CPI dips in August, home starts hit 12-yr low
( Reuters ) - Consumer prices unexpectedly dipped 0.1 percent last month and new home construction hit a 12-year low, data on Wednesday showed, underlining concerns about the country's economic outlook.
August consumer prices were pushed lower by slumping energy costs and posted their first decline since October, the Labor Department said, while core inflation rose as expected.
"That's good news considering the cut in the fed funds rate yesterday. It was supportive of what the Fed did yesterday," said Richard Huber, an economist at A.G. Edwards and Sons.

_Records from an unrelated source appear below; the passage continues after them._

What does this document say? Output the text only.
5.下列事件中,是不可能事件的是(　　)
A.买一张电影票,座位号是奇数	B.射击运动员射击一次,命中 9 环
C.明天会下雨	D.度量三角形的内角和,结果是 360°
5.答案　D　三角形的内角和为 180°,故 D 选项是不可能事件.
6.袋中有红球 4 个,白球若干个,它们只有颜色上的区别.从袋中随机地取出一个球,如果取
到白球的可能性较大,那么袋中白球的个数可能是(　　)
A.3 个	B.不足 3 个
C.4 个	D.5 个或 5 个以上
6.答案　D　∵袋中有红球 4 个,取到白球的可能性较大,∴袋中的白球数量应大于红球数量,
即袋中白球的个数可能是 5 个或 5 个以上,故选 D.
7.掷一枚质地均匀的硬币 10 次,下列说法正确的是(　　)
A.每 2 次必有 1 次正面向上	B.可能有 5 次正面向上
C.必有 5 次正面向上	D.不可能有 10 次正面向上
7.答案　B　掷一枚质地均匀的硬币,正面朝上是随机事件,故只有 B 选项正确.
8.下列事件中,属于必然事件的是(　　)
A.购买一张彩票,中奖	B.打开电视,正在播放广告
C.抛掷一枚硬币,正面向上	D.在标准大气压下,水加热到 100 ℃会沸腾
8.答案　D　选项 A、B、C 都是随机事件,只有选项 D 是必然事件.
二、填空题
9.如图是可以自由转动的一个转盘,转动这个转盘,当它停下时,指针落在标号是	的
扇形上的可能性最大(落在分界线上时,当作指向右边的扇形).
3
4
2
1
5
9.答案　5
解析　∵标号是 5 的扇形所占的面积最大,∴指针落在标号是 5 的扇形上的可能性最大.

Inflation is under scrutiny by the Federal Reserve, which on Tuesday slashed interest rates by a half percentage point to 4.75 percent to shield the economy from the housing market slump, but also warned it was monitoring price pressures.
Stock futures added to gains on the weaker-than-forecast inflation data, while U.S. government debt prices were steady at lower levels. The dollar was also steady after the reports.
Analysts polled by Reuters had forecast the closely watched consumer price index, the government's key gauge of inflation, to be unchanged in August after a 0.1 percent gain in July.
Excluding volatile food and energy price, core inflation advanced 0.2 percent last month matching the forecast and July's rise, the Labor Department said.
But calculating core inflation's change more precisely showed its gain remained a mild 0.1503 percent.